No major inflationary shocks are expected in the next two years. Weak domestic and eurozone activity, combined with trade tensions unlikely to affect prices, should keep inflation under control. STATEC forecasts rates just below 2% in both 2025 and 2026, with the next wage indexation due in Q3 2026.
Wage cost growth slowed across the euro area in late 2024. In Luxembourg, reduced indexation frequency and temporary cuts to employer contributions curbed wage pressures in 2024. With those cuts ending, wage costs are set to rise 3.3% in 2025 and 2.3% in 2026.
Employment growth in Luxembourg has slowed since 2022 and remained subdued into early 2025, particularly in the private sector. While the unemployment rate continues to edge up, the pace has slowed compared to late 2024. Leading indicators point to a slight improvement.
STATEC anticipates a gradual recovery in 2026, driven mainly by public sector hiring, with limited support from market-sector employment.

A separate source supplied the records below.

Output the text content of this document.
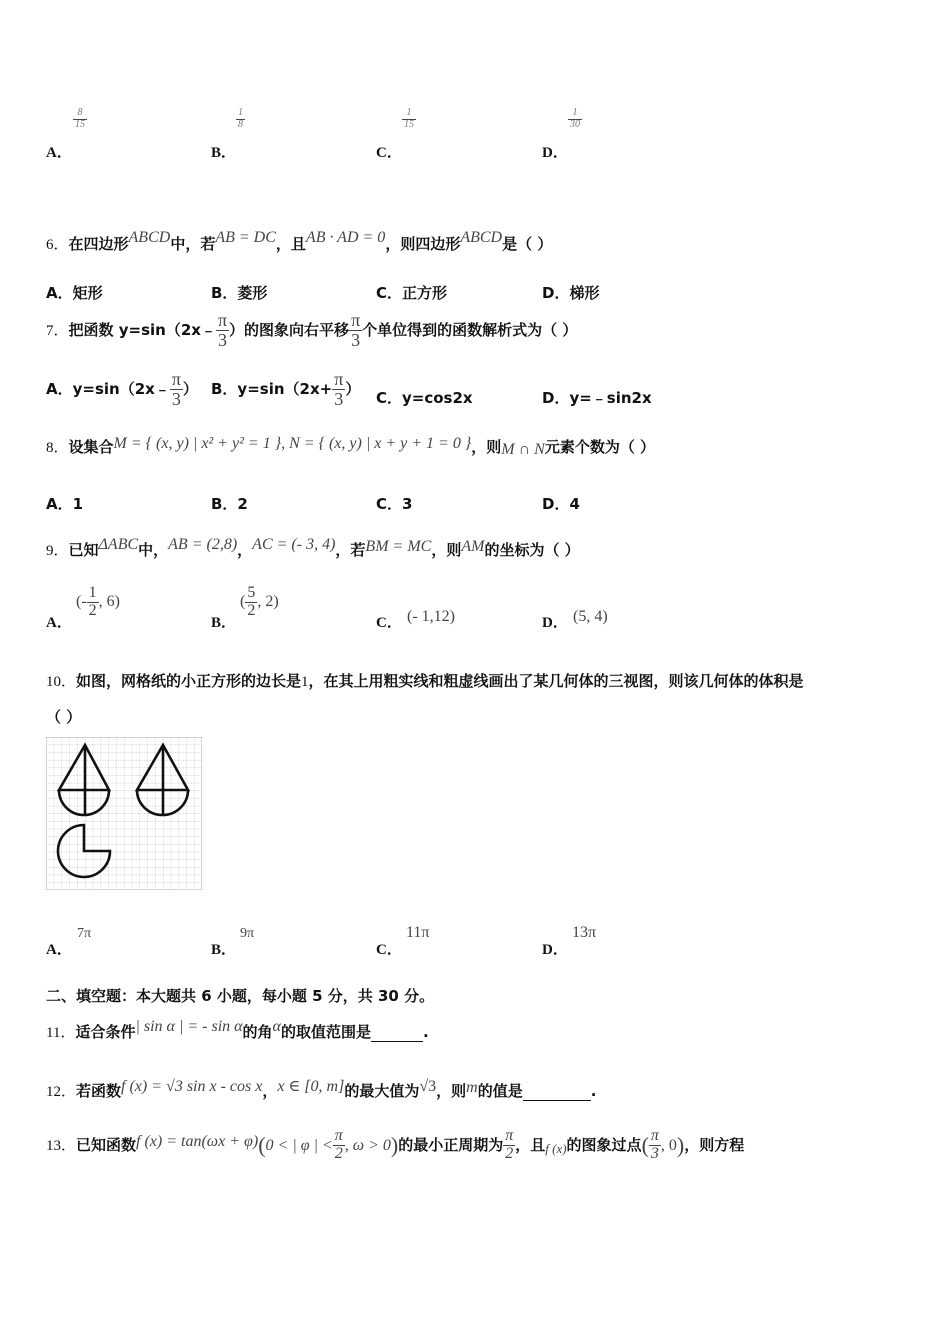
A．
$\frac{8}{15}$
B．
$\frac{1}{8}$
C．
$\frac{1}{15}$
D．
$\frac{1}{30}$
6．在四边形ABCD中，若AB = DC，且AB · AD = 0，则四边形ABCD是（ ）
A．矩形	B．菱形	C．正方形	D．梯形
7．把函数 y=sin（2x﹣ $\frac{\pi}{3}$ ）的图象向右平移 $\frac{\pi}{3}$ 个单位得到的函数解析式为（ ）
A．y=sin（2x﹣ $\frac{\pi}{3}$ ） B．$y=\sin(2x+ \frac{\pi}{3}$ ）
C．y=cos2x	D．y=﹣sin2x
8．设集合M = { (x, y) | x² + y² = 1 }, N = { (x, y) | x + y + 1 = 0 }，则M ∩ N元素个数为（ ）
A．1	B．2	C．3	D．4
9．已知ΔABC中，AB = (2,8)，AC = (- 3, 4)，若BM = MC，则AM的坐标为（ ）
A．
(- $\frac{1}{2}$ , 6)
B．
( $\frac{5}{2}$ , 2)
C． (- 1,12)	D． (5, 4)
10．如图，网格纸的小正方形的边长是1，在其上用粗实线和粗虚线画出了某几何体的三视图，则该几何体的体积是
（ ）
A．
7π
B．
9π
C．
11π
D．
13π
二、填空题：本大题共 6 小题，每小题 5 分，共 30 分。
11．适合条件| sin α | = - sin α的角α的取值范围是	.
12．若函数f (x) = √3 sin x - cos x，x ∈ [0, m]的最大值为√3，则m的值是	.
13．已知函数f (x) = tan(ωx + φ)(0 < | φ | < $\frac{\pi}{2}$ , ω > 0)的最小正周期为 $\frac{\pi}{2}$ ，且f (x)的图象过点( $\frac{\pi}{3}$ , 0)，则方程
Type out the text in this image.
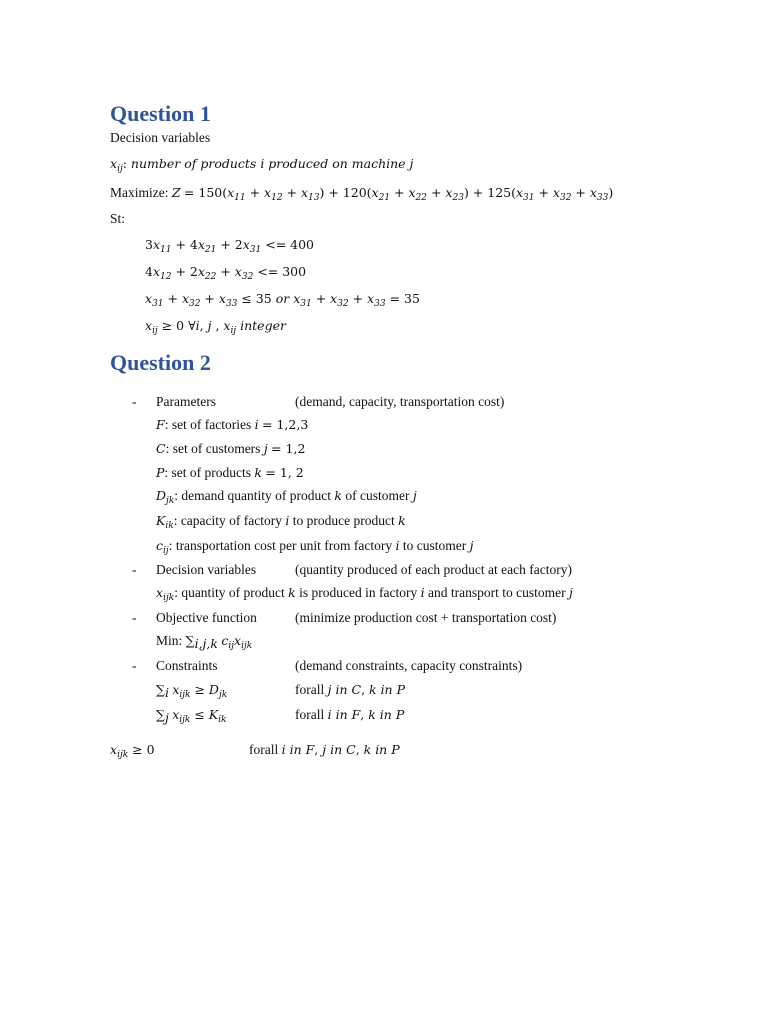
Question 1
Decision variables
$x_{ij}$: number of products i produced on machine j
Maximize: $Z = 150(x_{11} + x_{12} + x_{13}) + 120(x_{21} + x_{22} + x_{23}) + 125(x_{31} + x_{32} + x_{33})$
St:
$3x_{11} + 4x_{21} + 2x_{31} <= 400$
$4x_{12} + 2x_{22} + x_{32} <= 300$
$x_{31} + x_{32} + x_{33} \le 35$ or $x_{31} + x_{32} + x_{33} = 35$
$x_{ij} \ge 0$ ∀i, j , $x_{ij}$ integer
Question 2
- Parameters	(demand, capacity, transportation cost)
F: set of factories i = 1,2,3
C: set of customers j = 1,2
P: set of products k = 1, 2
$D_{jk}$: demand quantity of product k of customer j
$K_{ik}$: capacity of factory i to produce product k
$c_{ij}$: transportation cost per unit from factory i to customer j
- Decision variables	(quantity produced of each product at each factory)
$x_{ijk}$: quantity of product k is produced in factory i and transport to customer j
- Objective function	(minimize production cost + transportation cost)
Min: $\sum_{i,j,k}$ $c_{ij}x_{ijk}$
- Constraints	(demand constraints, capacity constraints)
$\sum_i$ $x_{ijk} \ge D_{jk}$	forall j in C, k in P
$\sum_j$ $x_{ijk} \le K_{ik}$	forall i in F, k in P
$x_{ijk} \ge 0$	forall i in F, j in C, k in P
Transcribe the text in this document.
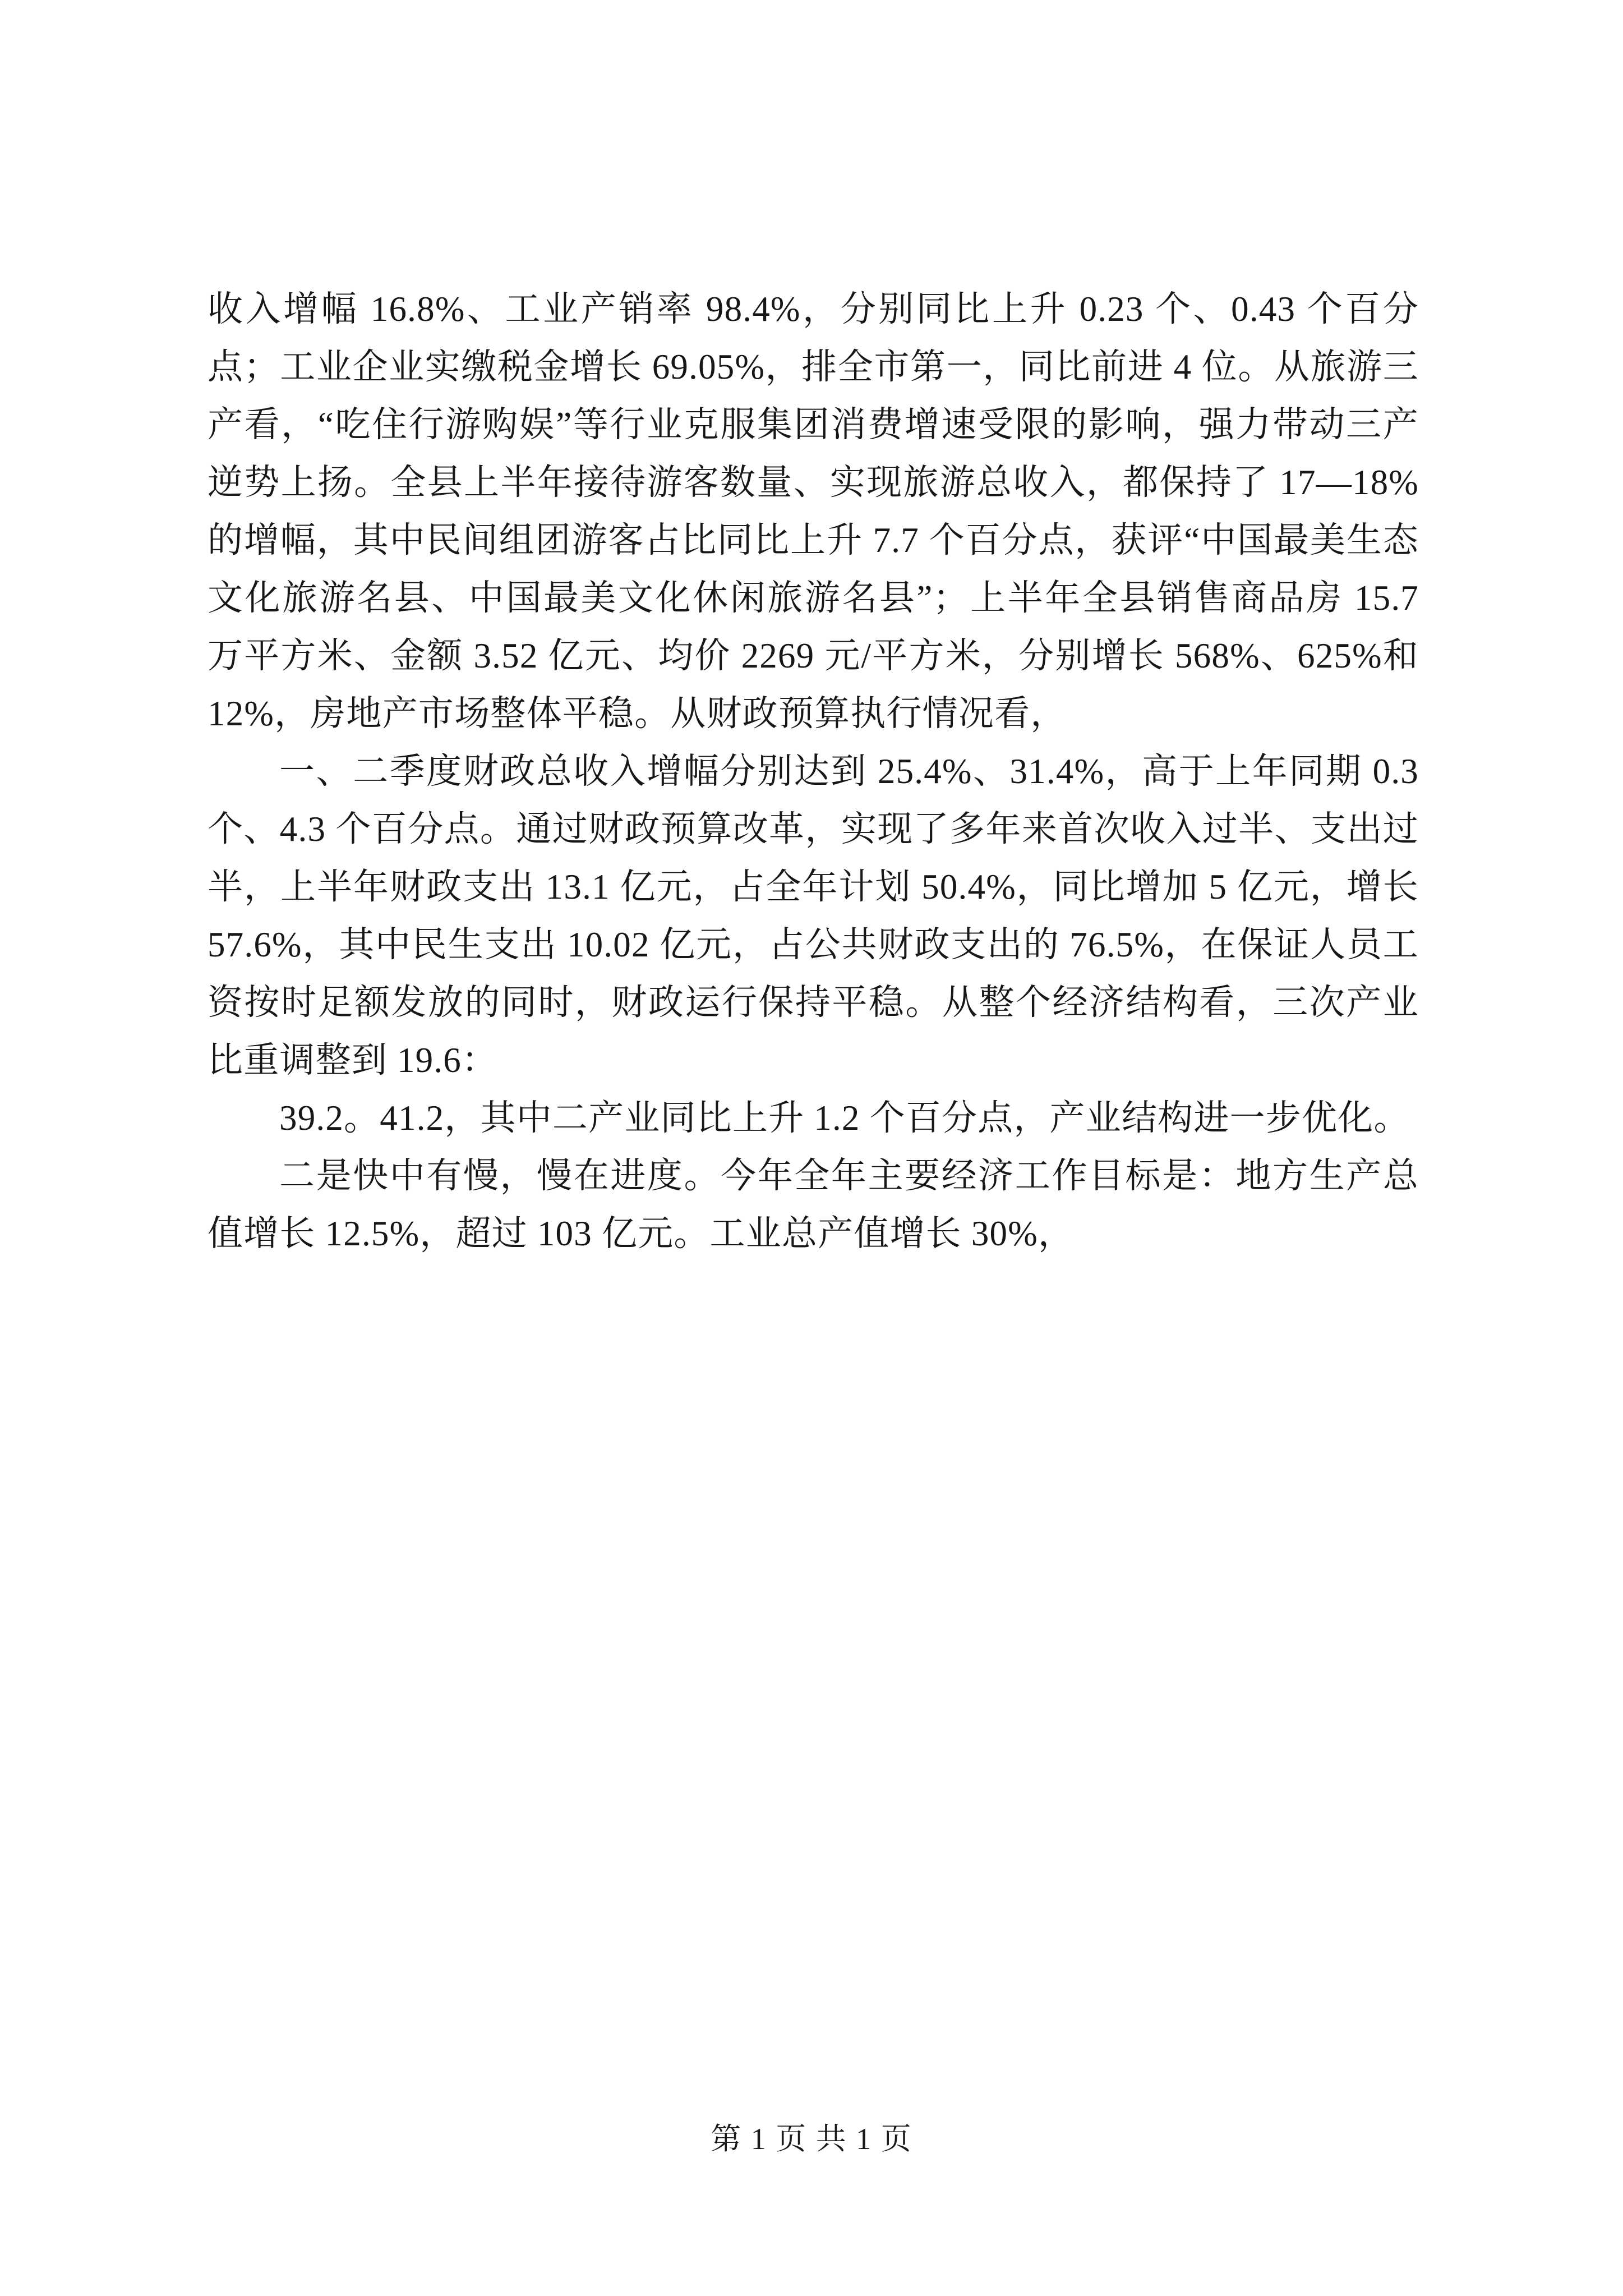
收入增幅 16.8%、工业产销率 98.4%，分别同比上升 0.23 个、0.43 个百分点；工业企业实缴税金增长 69.05%，排全市第一，同比前进 4 位。从旅游三产看，“吃住行游购娱”等行业克服集团消费增速受限的影响，强力带动三产逆势上扬。全县上半年接待游客数量、实现旅游总收入，都保持了 17—18%的增幅，其中民间组团游客占比同比上升 7.7 个百分点，获评“中国最美生态文化旅游名县、中国最美文化休闲旅游名县”；上半年全县销售商品房 15.7 万平方米、金额 3.52 亿元、均价 2269 元/平方米，分别增长 568%、625%和 12%，房地产市场整体平稳。从财政预算执行情况看，

一、二季度财政总收入增幅分别达到 25.4%、31.4%，高于上年同期 0.3 个、4.3 个百分点。通过财政预算改革，实现了多年来首次收入过半、支出过半，上半年财政支出 13.1 亿元，占全年计划 50.4%，同比增加 5 亿元，增长 57.6%，其中民生支出 10.02 亿元，占公共财政支出的 76.5%，在保证人员工资按时足额发放的同时，财政运行保持平稳。从整个经济结构看，三次产业比重调整到 19.6：

39.2。41.2，其中二产业同比上升 1.2 个百分点，产业结构进一步优化。

二是快中有慢，慢在进度。今年全年主要经济工作目标是：地方生产总值增长 12.5%，超过 103 亿元。工业总产值增长 30%，

第 1 页 共 1 页
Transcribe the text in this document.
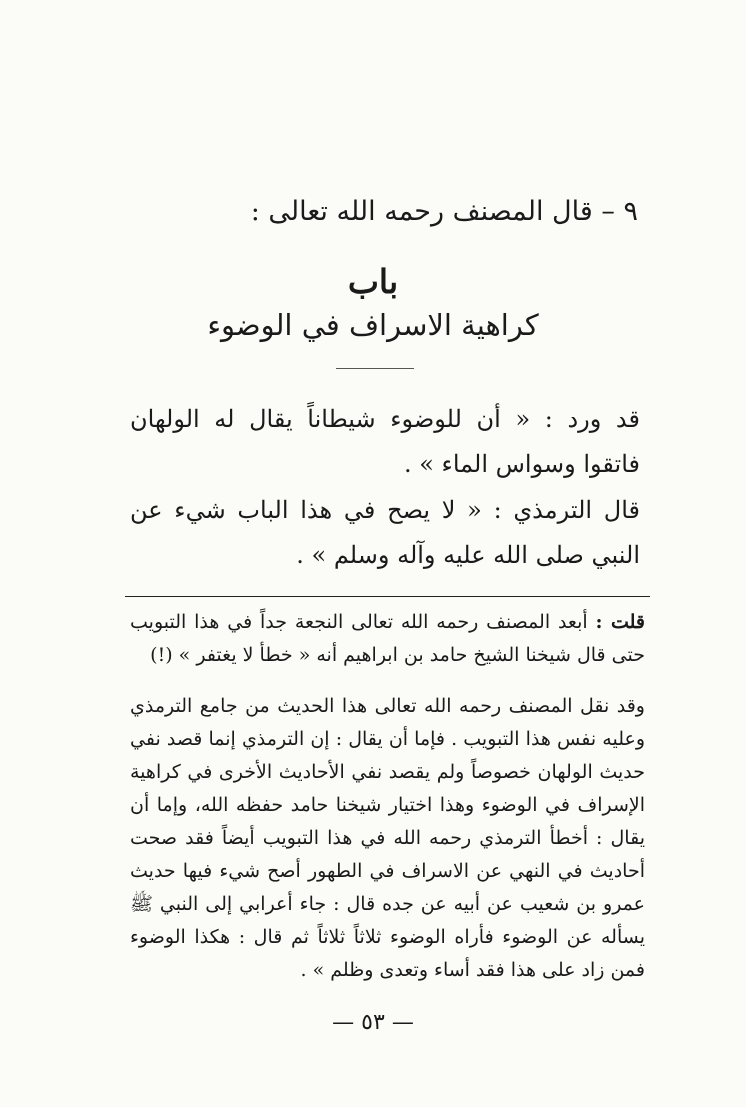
٩ – قال المصنف رحمه الله تعالى :
باب
كراهية الاسراف في الوضوء
قد ورد : « أن للوضوء شيطاناً يقال له الولهان فاتقوا وسواس الماء » .
قال الترمذي : « لا يصح في هذا الباب شيء عن النبي صلى الله عليه وآله وسلم » .
قلت : أبعد المصنف رحمه الله تعالى النجعة جداً في هذا التبويب حتى قال شيخنا الشيخ حامد بن ابراهيم أنه « خطأ لا يغتفر » (!)
وقد نقل المصنف رحمه الله تعالى هذا الحديث من جامع الترمذي وعليه نفس هذا التبويب . فإما أن يقال : إن الترمذي إنما قصد نفي حديث الولهان خصوصاً ولم يقصد نفي الأحاديث الأخرى في كراهية الإسراف في الوضوء وهذا اختيار شيخنا حامد حفظه الله، وإما أن يقال : أخطأ الترمذي رحمه الله في هذا التبويب أيضاً فقد صحت أحاديث في النهي عن الاسراف في الطهور أصح شيء فيها حديث عمرو بن شعيب عن أبيه عن جده قال : جاء أعرابي إلى النبي ﷺ يسأله عن الوضوء فأراه الوضوء ثلاثاً ثلاثاً ثم قال : هكذا الوضوء فمن زاد على هذا فقد أساء وتعدى وظلم » .
— ٥٣ —
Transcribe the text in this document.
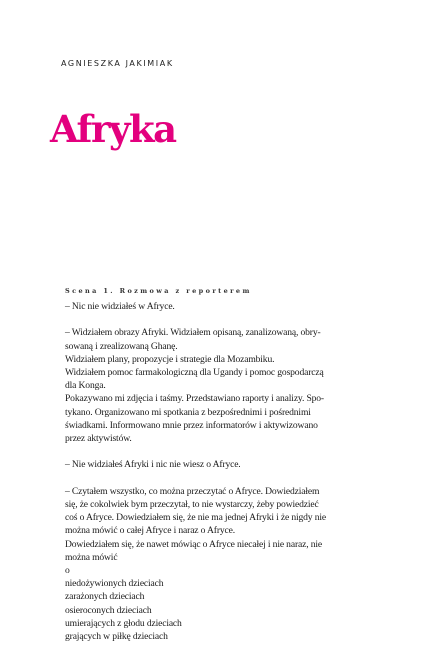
AGNIESZKA JAKIMIAK
Afryka
Scena 1. Rozmowa z reporterem

– Nic nie widziałeś w Afryce.

– Widziałem obrazy Afryki. Widziałem opisaną, zanalizowaną, obry-

sowaną i zrealizowaną Ghanę.

Widziałem plany, propozycje i strategie dla Mozambiku.

Widziałem pomoc farmakologiczną dla Ugandy i pomoc gospodarczą

dla Konga.

Pokazywano mi zdjęcia i taśmy. Przedstawiano raporty i analizy. Spo-

tykano. Organizowano mi spotkania z bezpośrednimi i pośrednimi

świadkami. Informowano mnie przez informatorów i aktywizowano

przez aktywistów.

– Nie widziałeś Afryki i nic nie wiesz o Afryce.

– Czytałem wszystko, co można przeczytać o Afryce. Dowiedziałem

się, że cokolwiek bym przeczytał, to nie wystarczy, żeby powiedzieć

coś o Afryce. Dowiedziałem się, że nie ma jednej Afryki i że nigdy nie

można mówić o całej Afryce i naraz o Afryce.

Dowiedziałem się, że nawet mówiąc o Afryce niecałej i nie naraz, nie

można mówić

o

niedożywionych dzieciach

zarażonych dzieciach

osieroconych dzieciach

umierających z głodu dzieciach

grających w piłkę dzieciach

Public finances showed strong performance in 2024, with revenues up 10%, boosted by corporate taxes and a VAT increase. Spending growth eased, particularly in energy-related subsidies, leading to a surplus of 1% of GDP.
Gabriel Gomes, Head of the Modelling and Forecasting Unit at STATEC, commented in an interview with Chronicle.lu: “Last year, corporate tax payments were more positive than we expected... We had a positive public balance in 2024. We expect 2025 to be rather neutral and then deteriorate and become negative in 2026.” He explained that some of this surprise stemmed from the structure of advance payments: “Companies pay taxes in advance, but when their performance is better, they owe money to the state. They have up to five years to pay it back, so it’s hard for us to know exactly when it’s going to come.”
Inflation is also expected to remain under control. “Inflation should not be a problem anymore, even if energy could have a higher contribution,” said Gabriel Gomes. “We still expect inflation to converge to 2% by 2026.”
STATEC projects a balanced budget in 2025, followed by a 0.9% deficit in 2026. Slower revenue growth, linked to planned tax cuts and weaker corporate receipts, will coincide with higher spending on social transfers, public wages, and investment.
Fossil fuels still account for 80% of global energy use, with markets remaining volatile. In Luxembourg, fossil fuel consumption continues to decline, mainly due to lower fuel and heating oil sales. STATEC expects drops of 3.5% and 6.5% respectively in 2025, with similar trends in 2026.
Following these developments, greenhouse gas emissions are projected to fall by 4% in 2024, 4.5% in 2025 and 5% in 2026, in line with Luxembourg’s National Energy and Climate Plan (PNEC).